Economics & Econometrics Seminar Series:
Policy Reforms and Self-Employment in Developing Countries: A Multi-Good Approach
Dr. Yu Shi, University of Winnipeg
Friday, November 22, 2024
2:30 p.m. - 4:00 p.m.
307 Tier Building
Developing countries have more self-employment and less wage employment than developed countries. Along these lines, this paper documents two interesting facts. First, self-employed and wage-employed have distinguishable occupational distributions in low-income countries, with the self-employed concentrating on home-production-related occupations. Second, the decrease in home-production-related self-employment is the primary driver of the decline in the self-employment rate along the development path.
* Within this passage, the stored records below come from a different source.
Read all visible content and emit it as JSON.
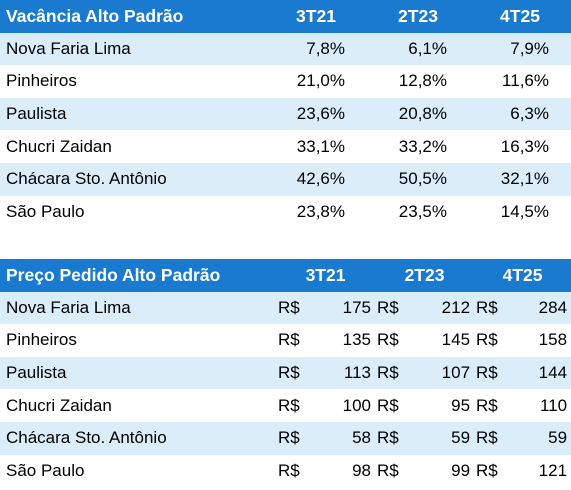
{
  "vacancy": {
    "title": "Vacância Alto Padrão",
    "periods": [
      "3T21",
      "2T23",
      "4T25"
    ],
    "rows": [
      {
        "region": "Nova Faria Lima",
        "values": [
          "7,8%",
          "6,1%",
          "7,9%"
        ]
      },
      {
        "region": "Pinheiros",
        "values": [
          "21,0%",
          "12,8%",
          "11,6%"
        ]
      },
      {
        "region": "Paulista",
        "values": [
          "23,6%",
          "20,8%",
          "6,3%"
        ]
      },
      {
        "region": "Chucri Zaidan",
        "values": [
          "33,1%",
          "33,2%",
          "16,3%"
        ]
      },
      {
        "region": "Chácara Sto. Antônio",
        "values": [
          "42,6%",
          "50,5%",
          "32,1%"
        ]
      },
      {
        "region": "São Paulo",
        "values": [
          "23,8%",
          "23,5%",
          "14,5%"
        ]
      }
    ]
  },
  "price": {
    "title": "Preço Pedido Alto Padrão",
    "periods": [
      "3T21",
      "2T23",
      "4T25"
    ],
    "currency": "R$",
    "rows": [
      {
        "region": "Nova Faria Lima",
        "values": [
          "175",
          "212",
          "284"
        ]
      },
      {
        "region": "Pinheiros",
        "values": [
          "135",
          "145",
          "158"
        ]
      },
      {
        "region": "Paulista",
        "values": [
          "113",
          "107",
          "144"
        ]
      },
      {
        "region": "Chucri Zaidan",
        "values": [
          "100",
          "95",
          "110"
        ]
      },
      {
        "region": "Chácara Sto. Antônio",
        "values": [
          "58",
          "59",
          "59"
        ]
      },
      {
        "region": "São Paulo",
        "values": [
          "98",
          "99",
          "121"
        ]
      }
    ]
  }
}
Given the enormous amount of the self-employed in developing countries, it is essential to understand how policies affect the size of the wage and the self-employment sectors. This paper builds a simple heterogeneous agent model with occupational choice. My innovation is to assume that the self-employed and the wage-employed produce different goods, in line with the empirics. The model calibrated to Tanzania shows that with a realistic elasticity of substitution between goods produced by two sectors, occupational choice in response to corporate tax cuts is only 1/3 as elastic as in a case with very high substitutability. The rationale is that when the wage and self- employment sectors provide goods that are harder to substitute, a reduction in the supply of home production substitutes increases its price, making self-employment more attractive, thus weakening the effectiveness of those policies.